Il comunicato di Legambiente arriva dopo che SCS ha reso noti alcuni dati con cui ha esaltato il successo della sperimentazione a Banchette. Secondo l’azienda, tra il 2021 e il 2024 il rifiuto indifferenziato è sceso da 162 a 108 kg pro capite e la raccolta differenziata è salita dal 65,5% al 74%, con un risparmio economico per il Comune pari a 83.000 euro e una conseguente riduzione della tassa rifiuti nel triennio 2023-2025. Un bilancio che, almeno sulla carta, sembrerebbe positivo.
Ma Legambiente invita alla prudenza, e soprattutto contesta il metodo.
“I dati sono pubblici e consultabili da chiunque lo voglia fare”, scrive l’associazione, ma aggiunge: “Legambiente ha preso in considerazione i risultati ottenuti dalla sperimentazione svolta nel comune di Banchette, perché espressamente richiamata nel piano SCS come modello da estendere a tutti i comuni”. Ed è qui che il ragionamento si fa più profondo: “Banchette è un Comune con caratteristiche peculiari fra i comuni serviti da SCS, caratterizzato da una superficie territoriale estremamente contenuta e da una densità di condomini molto elevata. Riteniamo che non sia rappresentativo della generalità dei comuni canavesani”.
Non è solo una questione di geografia o urbanistica. È anche una questione di approccio.
Secondo Legambiente, un piano strategico che voglia davvero essere tale non può basarsi su un solo modello e su una sola sperimentazione: “L'eventuale sperimentazione avrebbe dovuto mettere a confronto diverse modalità di raccolta per poterne comparare i risultati e verificare il grado di accettazione da parte degli utenti coinvolti. Il piano strategico avrebbe dovuto essere elaborato sulla base di sperimentazioni diversificate e più rappresentative”. Così non è stato.
Altro punto critico è l’effettiva “intelligenza” dei cassonetti. Per Legambiente, si tratta di un’intelligenza parziale e fuorviante: “I cassonetti ad accesso controllato consentono di controllare chi conferisce i rifiuti ma non cosa viene conferito (errati conferimenti), quindi non la qualità del rifiuto”.

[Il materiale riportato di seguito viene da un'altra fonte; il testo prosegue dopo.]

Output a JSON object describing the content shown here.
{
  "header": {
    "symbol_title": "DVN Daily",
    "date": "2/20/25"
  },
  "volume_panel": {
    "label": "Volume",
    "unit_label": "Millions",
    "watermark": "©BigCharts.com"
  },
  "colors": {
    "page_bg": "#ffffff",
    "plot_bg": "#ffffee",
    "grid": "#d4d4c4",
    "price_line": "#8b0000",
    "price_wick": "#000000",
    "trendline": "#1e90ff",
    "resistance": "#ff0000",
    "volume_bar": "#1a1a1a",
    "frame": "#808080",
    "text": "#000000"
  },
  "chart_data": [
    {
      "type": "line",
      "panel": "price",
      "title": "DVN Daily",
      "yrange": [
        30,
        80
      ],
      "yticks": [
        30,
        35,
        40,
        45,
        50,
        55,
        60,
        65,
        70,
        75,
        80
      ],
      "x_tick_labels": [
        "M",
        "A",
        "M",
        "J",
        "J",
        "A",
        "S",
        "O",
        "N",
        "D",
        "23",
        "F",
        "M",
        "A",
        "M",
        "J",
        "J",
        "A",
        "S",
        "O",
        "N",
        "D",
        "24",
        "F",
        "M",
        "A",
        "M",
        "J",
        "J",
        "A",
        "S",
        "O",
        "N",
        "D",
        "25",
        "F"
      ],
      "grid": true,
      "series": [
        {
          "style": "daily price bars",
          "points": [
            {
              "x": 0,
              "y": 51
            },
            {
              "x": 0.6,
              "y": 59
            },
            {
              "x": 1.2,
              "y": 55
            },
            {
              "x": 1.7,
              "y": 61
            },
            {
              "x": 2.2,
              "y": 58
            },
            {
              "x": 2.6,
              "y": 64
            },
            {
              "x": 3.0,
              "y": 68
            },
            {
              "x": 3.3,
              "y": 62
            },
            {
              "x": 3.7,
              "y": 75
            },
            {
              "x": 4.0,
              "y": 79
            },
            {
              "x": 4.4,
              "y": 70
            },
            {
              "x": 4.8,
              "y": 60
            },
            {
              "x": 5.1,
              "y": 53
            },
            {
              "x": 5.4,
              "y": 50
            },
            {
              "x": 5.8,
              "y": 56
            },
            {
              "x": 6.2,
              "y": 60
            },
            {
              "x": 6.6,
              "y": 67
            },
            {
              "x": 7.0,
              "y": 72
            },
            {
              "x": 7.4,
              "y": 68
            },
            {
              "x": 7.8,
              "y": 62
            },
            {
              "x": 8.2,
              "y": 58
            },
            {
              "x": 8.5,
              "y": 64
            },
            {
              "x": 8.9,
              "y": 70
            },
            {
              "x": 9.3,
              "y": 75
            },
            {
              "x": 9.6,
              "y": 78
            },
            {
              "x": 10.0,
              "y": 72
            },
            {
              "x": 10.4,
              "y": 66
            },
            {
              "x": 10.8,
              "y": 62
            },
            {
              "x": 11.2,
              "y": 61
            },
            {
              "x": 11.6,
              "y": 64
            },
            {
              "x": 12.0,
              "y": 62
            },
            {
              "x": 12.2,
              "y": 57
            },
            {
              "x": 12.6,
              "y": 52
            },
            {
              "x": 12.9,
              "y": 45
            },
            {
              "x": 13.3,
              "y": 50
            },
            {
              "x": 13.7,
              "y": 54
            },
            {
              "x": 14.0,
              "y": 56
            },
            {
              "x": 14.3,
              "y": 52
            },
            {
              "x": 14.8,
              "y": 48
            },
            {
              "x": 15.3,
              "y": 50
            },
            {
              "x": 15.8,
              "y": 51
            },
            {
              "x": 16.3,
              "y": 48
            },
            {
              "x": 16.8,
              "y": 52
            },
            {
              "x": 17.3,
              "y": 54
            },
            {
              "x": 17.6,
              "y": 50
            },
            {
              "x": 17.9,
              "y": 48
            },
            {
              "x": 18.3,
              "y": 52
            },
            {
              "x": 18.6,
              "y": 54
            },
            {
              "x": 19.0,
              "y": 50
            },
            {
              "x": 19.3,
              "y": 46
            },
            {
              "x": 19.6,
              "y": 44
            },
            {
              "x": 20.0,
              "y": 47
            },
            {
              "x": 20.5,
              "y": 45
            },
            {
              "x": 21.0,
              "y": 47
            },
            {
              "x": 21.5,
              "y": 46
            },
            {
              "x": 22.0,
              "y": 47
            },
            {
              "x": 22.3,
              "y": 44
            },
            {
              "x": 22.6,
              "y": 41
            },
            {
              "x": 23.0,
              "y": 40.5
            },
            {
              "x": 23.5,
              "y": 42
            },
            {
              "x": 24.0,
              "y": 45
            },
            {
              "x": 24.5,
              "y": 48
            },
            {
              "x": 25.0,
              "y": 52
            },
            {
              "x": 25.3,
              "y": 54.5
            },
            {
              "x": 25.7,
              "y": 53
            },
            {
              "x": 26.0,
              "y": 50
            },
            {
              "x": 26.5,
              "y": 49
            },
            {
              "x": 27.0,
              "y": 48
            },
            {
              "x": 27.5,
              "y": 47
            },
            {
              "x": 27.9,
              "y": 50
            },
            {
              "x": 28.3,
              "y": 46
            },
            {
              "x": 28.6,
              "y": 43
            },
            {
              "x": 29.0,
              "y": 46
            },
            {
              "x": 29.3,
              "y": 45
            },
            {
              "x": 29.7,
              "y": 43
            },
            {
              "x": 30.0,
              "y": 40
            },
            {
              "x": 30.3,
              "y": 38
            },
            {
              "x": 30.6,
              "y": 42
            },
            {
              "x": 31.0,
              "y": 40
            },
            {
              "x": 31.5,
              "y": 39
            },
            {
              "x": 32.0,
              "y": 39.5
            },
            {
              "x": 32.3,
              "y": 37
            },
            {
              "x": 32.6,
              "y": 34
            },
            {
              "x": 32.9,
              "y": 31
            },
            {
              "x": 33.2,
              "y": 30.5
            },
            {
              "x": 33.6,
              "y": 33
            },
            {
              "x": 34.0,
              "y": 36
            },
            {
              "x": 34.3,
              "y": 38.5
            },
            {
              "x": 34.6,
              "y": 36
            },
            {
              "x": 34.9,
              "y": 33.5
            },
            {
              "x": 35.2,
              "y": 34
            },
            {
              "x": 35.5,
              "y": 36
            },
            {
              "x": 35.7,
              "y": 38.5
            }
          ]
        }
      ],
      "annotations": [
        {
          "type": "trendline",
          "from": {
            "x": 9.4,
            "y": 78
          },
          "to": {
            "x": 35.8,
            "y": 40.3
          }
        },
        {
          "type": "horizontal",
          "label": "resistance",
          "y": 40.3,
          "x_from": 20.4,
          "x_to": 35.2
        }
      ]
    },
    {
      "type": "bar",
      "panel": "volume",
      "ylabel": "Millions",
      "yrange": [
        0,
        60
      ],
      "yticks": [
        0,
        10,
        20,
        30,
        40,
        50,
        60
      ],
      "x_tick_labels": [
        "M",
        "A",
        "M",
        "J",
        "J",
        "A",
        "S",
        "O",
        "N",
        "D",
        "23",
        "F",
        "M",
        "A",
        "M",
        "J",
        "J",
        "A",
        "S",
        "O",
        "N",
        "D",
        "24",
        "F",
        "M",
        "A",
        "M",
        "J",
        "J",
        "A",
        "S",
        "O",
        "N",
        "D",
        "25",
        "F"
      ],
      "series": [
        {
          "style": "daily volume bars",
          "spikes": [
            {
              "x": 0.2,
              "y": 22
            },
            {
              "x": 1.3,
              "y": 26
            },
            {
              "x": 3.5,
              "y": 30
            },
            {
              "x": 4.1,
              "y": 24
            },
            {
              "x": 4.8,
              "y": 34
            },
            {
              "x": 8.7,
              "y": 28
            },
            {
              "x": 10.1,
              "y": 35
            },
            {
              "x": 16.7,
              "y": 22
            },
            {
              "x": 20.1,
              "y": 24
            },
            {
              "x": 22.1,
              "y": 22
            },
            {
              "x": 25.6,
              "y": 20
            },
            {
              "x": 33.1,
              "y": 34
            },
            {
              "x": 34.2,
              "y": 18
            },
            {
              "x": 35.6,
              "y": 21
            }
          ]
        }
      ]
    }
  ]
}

Un dettaglio non da poco: senza controllo sulla qualità, la raccolta differenziata rischia di essere solo una facciata.
E la beffa arriva subito dopo: “Inoltre possono aumentare i fenomeni di abbandono e di vandalismo, con conseguente crescita dei costi per i Comuni per l’installazione e la gestione di impianti di videosorveglianza, non previsti nel piano proposto”.
Per l’associazione ambientalista, l’alternativa è già sotto gli occhi di tutti. Non una novità tecnologica, ma un sistema rodato e già collaudato in molti territori piemontesi: il porta a porta abbinato alla tariffazione puntuale.
“Come abbiamo già avuto modo di esplicitare e come può essere facilmente verificato dai dati dei consorzi piemontesi virtuosi, il sistema di raccolta porta-porta abbinato alla tariffa puntuale garantisce il miglior coinvolgimento degli utenti e i migliori risultati dal punto di vista delle percentuali di raccolta differenziata e di quantità/qualità del rifiuto prodotto”.
Una proposta concreta, non dogmatica. Legambiente non nega che ci possano essere varianti e adattamenti: “Ciò naturalmente non significa che in specifiche realtà territoriali (alta densità abitativa in grandi condomini, comuni con forte impatto turistico) non si possano adottare altre soluzioni più adatte. Il tutto in un’ottica di flessibilità per valorizzare il più possibile il ruolo dei cittadini/utenti”. Ma ciò che chiede l’associazione è che si smetta di usare un caso eccezionale come regola, e che si metta finalmente al centro l’interesse collettivo, non il ritorno di immagine o l’efficienza amministrativa di breve periodo.
Insomma, quello di Legambiente non è un no ideologico, ma una richiesta di serietà, trasparenza e responsabilità. La scelta dei “cassonetti intelligenti” come soluzione unica e generalizzata – con costi alti, risultati discutibili e nessuna garanzia sul lungo periodo – rischia di essere un boomerang per i cittadini. Soprattutto per quelli che pagano le bollette, raccolgono con cura la plastica e la carta, e si vedranno chiedere, in nome della tecnologia, di mettere mano al portafoglio per un sistema che potrebbe fare peggio di quello attuale.